Na parte detrás do pátio, depois do segundo bloco gêmeo e já esgotado o espaço dos carros que disputavam com as pilastras um espaço de descanso, ficava a casa onde Seu Zé morava com a sua sempre sorridente esposa. De ofício, era um misto de cuidador e zelador, mas sua função primordial era a de porteiro do prédio.

Para tal, em seu turno, vinha de sua casa sempre aprumado. Banho tomado, colônia e loção evidentes, o ralo cabelo sempre bem penteado e constantemente reposicionado graças a um pente de osso que trazia no bolso do uniforme azul, com a calça de tergal em um azul mais profundo. Cordão de ouro, que fazia par com um dente de também revestido de ouro, sempre exibido no sorriso fácil.

Completava o homem o seu sapato social e o valioso relógio Seiko de fundo esmeralda. Trazia consigo um pesado molho de chaves. Sabíamos da sua presença ou da sua circulação pelo som que fazia e sempre nos despertou a curiosidade infantil o que tantas chaves poderiam revelar naquele espaço que esquadrinhávamos nas nossas brincadeiras.

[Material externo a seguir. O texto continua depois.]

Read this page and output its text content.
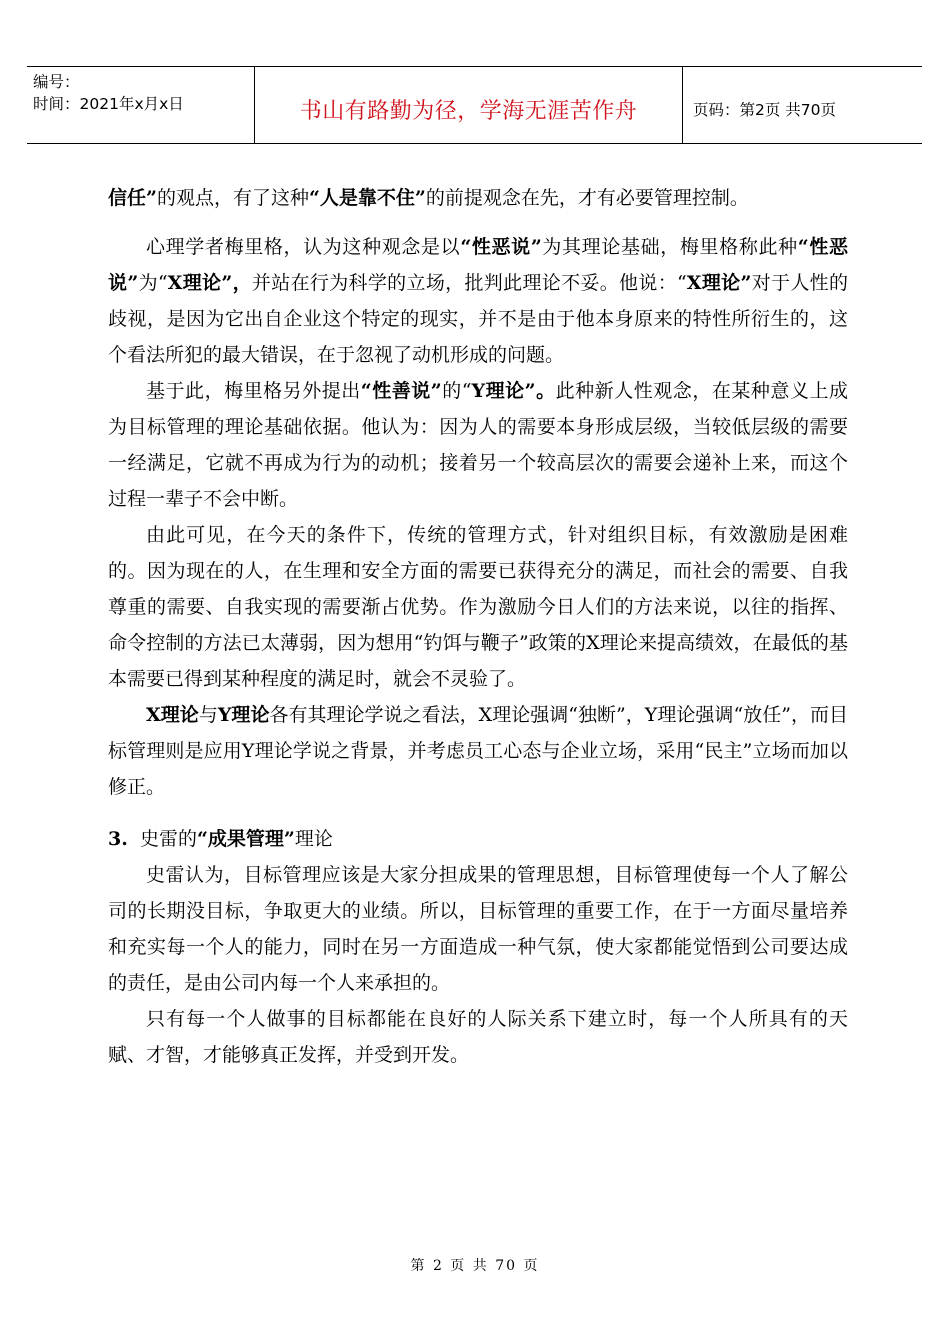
编号：
时间：2021年x月x日	书山有路勤为径，学海无涯苦作舟	页码：第2页 共70页

信任”的观点，有了这种“人是靠不住”的前提观念在先，才有必要管理控制。

心理学者梅里格，认为这种观念是以“性恶说”为其理论基础，梅里格称此种“性恶说”为“X理论”，并站在行为科学的立场，批判此理论不妥。他说：“X理论”对于人性的歧视，是因为它出自企业这个特定的现实，并不是由于他本身原来的特性所衍生的，这个看法所犯的最大错误，在于忽视了动机形成的问题。

基于此，梅里格另外提出“性善说”的“Y理论”。此种新人性观念，在某种意义上成为目标管理的理论基础依据。他认为：因为人的需要本身形成层级，当较低层级的需要一经满足，它就不再成为行为的动机；接着另一个较高层次的需要会递补上来，而这个过程一辈子不会中断。

由此可见，在今天的条件下，传统的管理方式，针对组织目标，有效激励是困难的。因为现在的人，在生理和安全方面的需要已获得充分的满足，而社会的需要、自我尊重的需要、自我实现的需要渐占优势。作为激励今日人们的方法来说，以往的指挥、命令控制的方法已太薄弱，因为想用“钓饵与鞭子”政策的X理论来提高绩效，在最低的基本需要已得到某种程度的满足时，就会不灵验了。

X理论与Y理论各有其理论学说之看法，X理论强调“独断”，Y理论强调“放任”，而目标管理则是应用Y理论学说之背景，并考虑员工心态与企业立场，采用“民主”立场而加以修正。

3. 史雷的“成果管理”理论

史雷认为，目标管理应该是大家分担成果的管理思想，目标管理使每一个人了解公司的长期没目标，争取更大的业绩。所以，目标管理的重要工作，在于一方面尽量培养和充实每一个人的能力，同时在另一方面造成一种气氛，使大家都能觉悟到公司要达成的责任，是由公司内每一个人来承担的。

只有每一个人做事的目标都能在良好的人际关系下建立时，每一个人所具有的天赋、才智，才能够真正发挥，并受到开发。

第 2 页 共 70 页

Naquele tempo a legislação ainda não havia ainda concedido a dignidade merecida do local reservado ao porteiro. O posto de trabalho do Seu Zé era uma cadeira de couro preta e acolchoada, que respeitávamos com solenidade, deixando-a a salvo das nossas agitações. Era a cadeira do Seu Zé. Nela, nem ousávamos sentar. Ele era muito querido por todos nós.

O que não percebíamos ainda, era que Seu Zé, além de zelar pelo prédio, zelava especialmente por nós. Todos os mais velhos quando saíam pediam ao Seu Zé que desse uma “olhadinha” em nós se possível, já que, como dito, as fronteiras entre a rua e o pátio eram quase inexistentes. Seria facílimo sairmos e igualmente fácil alguém entrar. E, desde aquele tempo, a maldade passeava livremente. No entanto, me recordo ainda hoje da sua frase, “não se preocupe, tá com Seu Zé, tá com Deus”. Por essas e outras que se autoproclamava, com justiça, como o “amigo das crianças”.

Se divertia conosco, nos educava, ralhava e nos guardava dos perigos que sequer percebíamos. Cuidou para que tivéssemos uma infância, coisa provavelmente negada a ele, nordestino retirante. Um dia soubemos que ele ia embora. Não me recordo se estava adoentado ou apenas queria passar o restante do seu tempo de volta a sua terra, parentes, raízes.

Lembro de termos chorado ou talvez seja uma memória enxertada que deveria ter existido. Não deve mais estar vivo, já que se foram quatro décadas daquele tempo. Talvez ainda o vejamos na eternidade, talvez esteja um dia nos esperando com seu farto molho de chaves, para tomar conta novamente das suas crianças.